This week somebody brought a Swedish case to my attention which has been rumbling on for three years; that of the Undertexter.se site. Police raided the site in 2013 and seized the servers, and in May the operator was prosecuted. He is facing, potentially, a prison sentence. This case reminded me of that of a Norwegian student who was fined in 2012 for running a subtitle site. Again the prosecutors had demanded a prison sentence.
I was struck by this as these sites, as well as being popular for translation/language purposes, are also used by deaf and hard of hearing folk. I have never used them myself but I know first-hand how frustrating it is to look forward to watching something, only to insert the DVD and find that it’s inaccessible…
Whilst both cases make much of the translation aspect, due to region locking and licensing issues (it is probable that the subtitles were made from or being used in conjunction with illicit content), I was interested two things. Firstly: is there copyright in subtitles, and secondly: would use of these sites be infringing under the new disability exception in UK copyright law (section 31 CDPA 1988)?
Does creating a subtitle track to a film constitute copyright infringement?
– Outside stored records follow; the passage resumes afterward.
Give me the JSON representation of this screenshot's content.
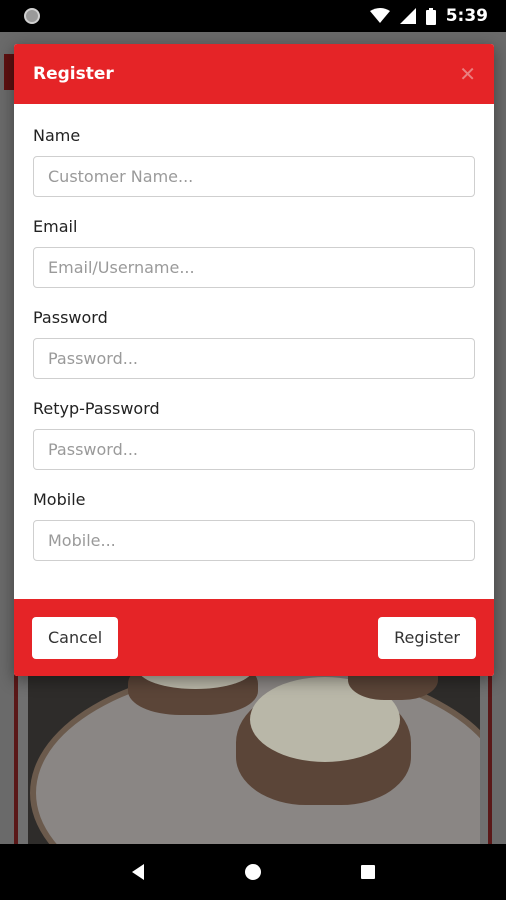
{
  "status_bar": {
    "time": "5:39",
    "icons": [
      "notification-dot-icon",
      "wifi-icon",
      "cell-signal-icon",
      "battery-icon"
    ]
  },
  "modal": {
    "title": "Register",
    "close_icon": "close-icon",
    "fields": [
      {
        "label": "Name",
        "placeholder": "Customer Name...",
        "value": ""
      },
      {
        "label": "Email",
        "placeholder": "Email/Username...",
        "value": ""
      },
      {
        "label": "Password",
        "placeholder": "Password...",
        "value": ""
      },
      {
        "label": "Retyp-Password",
        "placeholder": "Password...",
        "value": ""
      },
      {
        "label": "Mobile",
        "placeholder": "Mobile...",
        "value": ""
      }
    ],
    "cancel_label": "Cancel",
    "register_label": "Register"
  },
  "nav_bar": {
    "icons": [
      "back-icon",
      "home-icon",
      "recents-icon"
    ]
  },
  "colors": {
    "accent": "#e52427",
    "overlay": "#5e5e5e"
  }
}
Yes, it’s likely to do so as film scripts are protected. Transcribing the dialogue of a film will probably result in copying a substantial part of a film script.
However, an alternative interpretation would be that subtitling uses independent skill and effort to come up with a new original work – which in itself might attract copyright protection…
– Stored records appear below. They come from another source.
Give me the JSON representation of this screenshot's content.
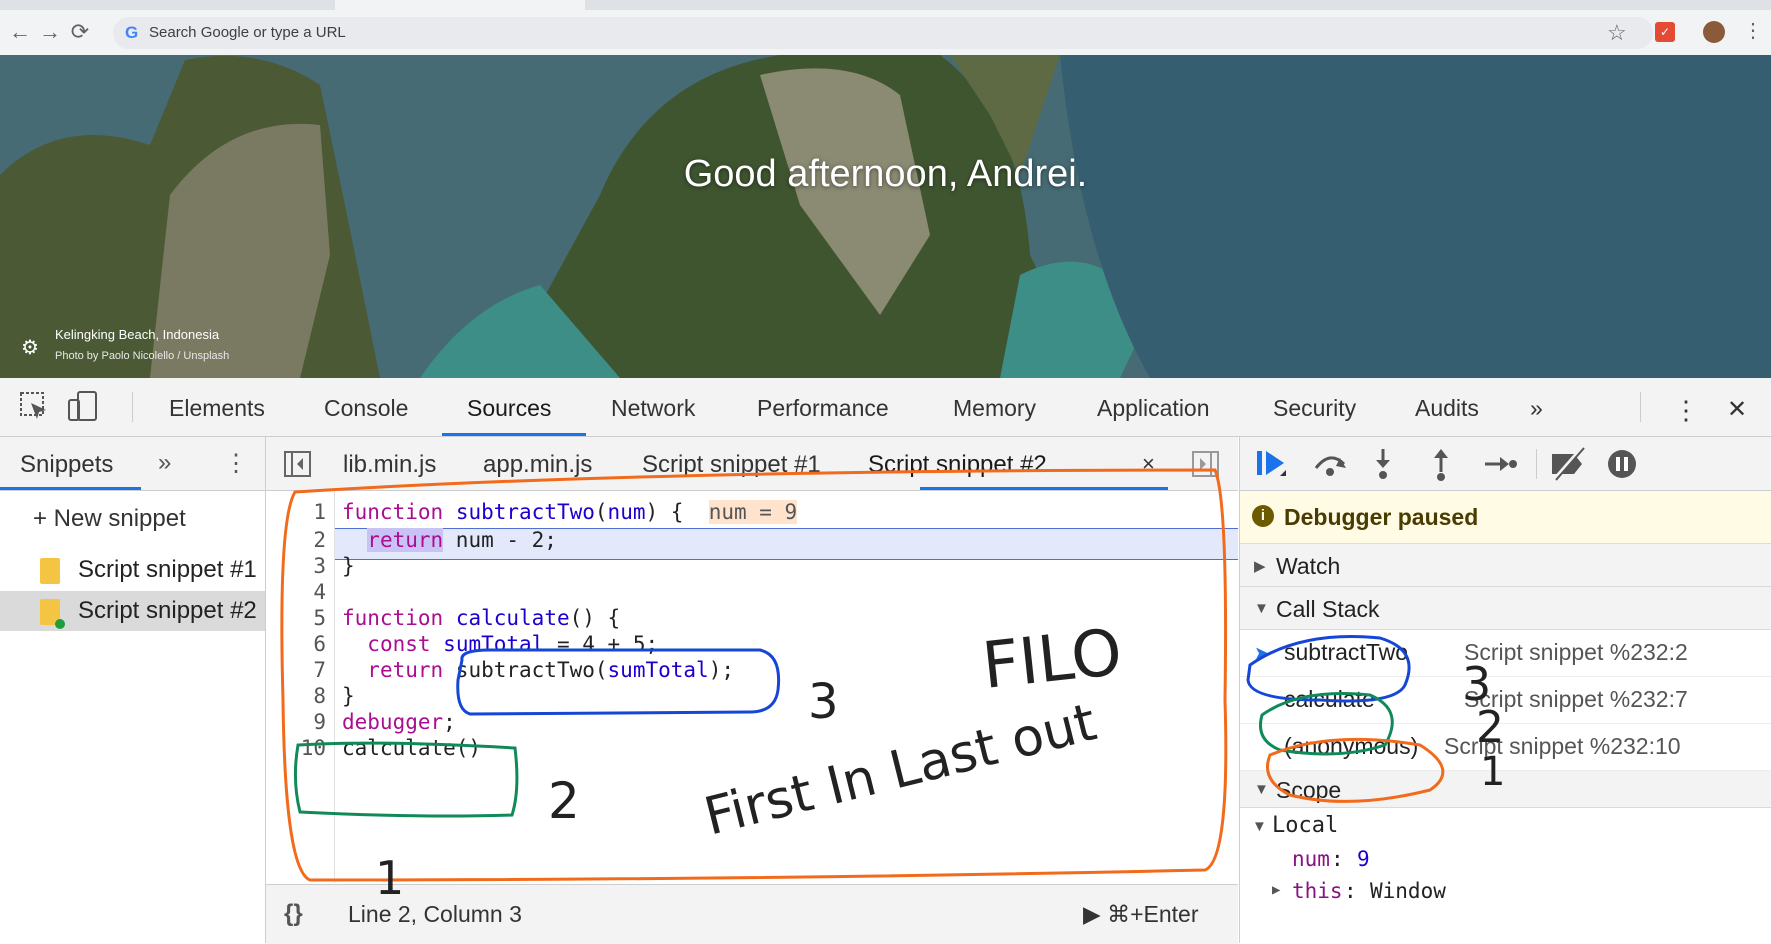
{
  "browser": {
    "omnibox_placeholder": "Search Google or type a URL",
    "back_icon": "←",
    "forward_icon": "→",
    "reload_icon": "⟳",
    "star_icon": "☆",
    "menu_icon": "⋮"
  },
  "newtab": {
    "greeting": "Good afternoon, Andrei.",
    "photo_location": "Kelingking Beach, Indonesia",
    "photo_credit": "Photo by Paolo Nicolello / Unsplash"
  },
  "devtools": {
    "tabs": [
      "Elements",
      "Console",
      "Sources",
      "Network",
      "Performance",
      "Memory",
      "Application",
      "Security",
      "Audits"
    ],
    "active_tab": "Sources",
    "more_tabs": "»",
    "close": "✕",
    "navigator": {
      "tab_label": "Snippets",
      "more": "»",
      "new_snippet": "+ New snippet",
      "items": [
        "Script snippet #1",
        "Script snippet #2"
      ]
    },
    "editor": {
      "tabs": [
        "lib.min.js",
        "app.min.js",
        "Script snippet #1",
        "Script snippet #2"
      ],
      "active_tab": "Script snippet #2",
      "tab_close": "×",
      "inline_value": "num = 9",
      "status_position": "Line 2, Column 3",
      "run_hint": "▶ ⌘+Enter",
      "format_icon": "{}"
    },
    "debugger": {
      "paused_message": "Debugger paused",
      "watch_label": "Watch",
      "call_stack_label": "Call Stack",
      "call_stack": [
        {
          "fn": "subtractTwo",
          "loc": "Script snippet %232:2"
        },
        {
          "fn": "calculate",
          "loc": "Script snippet %232:7"
        },
        {
          "fn": "(anonymous)",
          "loc": "Script snippet %232:10"
        }
      ],
      "scope_label": "Scope",
      "local_label": "Local",
      "scope_vars": [
        {
          "name": "num",
          "value": "9"
        },
        {
          "name": "this",
          "value": "Window"
        }
      ]
    }
  },
  "annotations": {
    "title": "FILO",
    "subtitle": "First In Last out",
    "numbers": [
      "3",
      "2",
      "1"
    ]
  },
  "colors": {
    "accent": "#1a73e8",
    "annot_orange": "#f26a1b",
    "annot_blue": "#1546d6",
    "annot_green": "#118a5a",
    "keyword": "#aa0d91",
    "paused_bg": "#fffbe5"
  }
}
Can subtitle files be used under the new exception in UK copyright law? The exception has been widened now to include all material formats protected by copyright, including films (previously only literary, dramatic, musical and artistic works were included) and now all disabilities that prevent access to a work are included, not just visual impairment. So if the subtitles are created or used to help a person with a disability to access that work then this is likely to be covered under the exception.
As ever, all views are my own, but thanks to Teresa Hackett for alerting me to the Undertexter case, and Charles Oppenheim for mulling it over with me.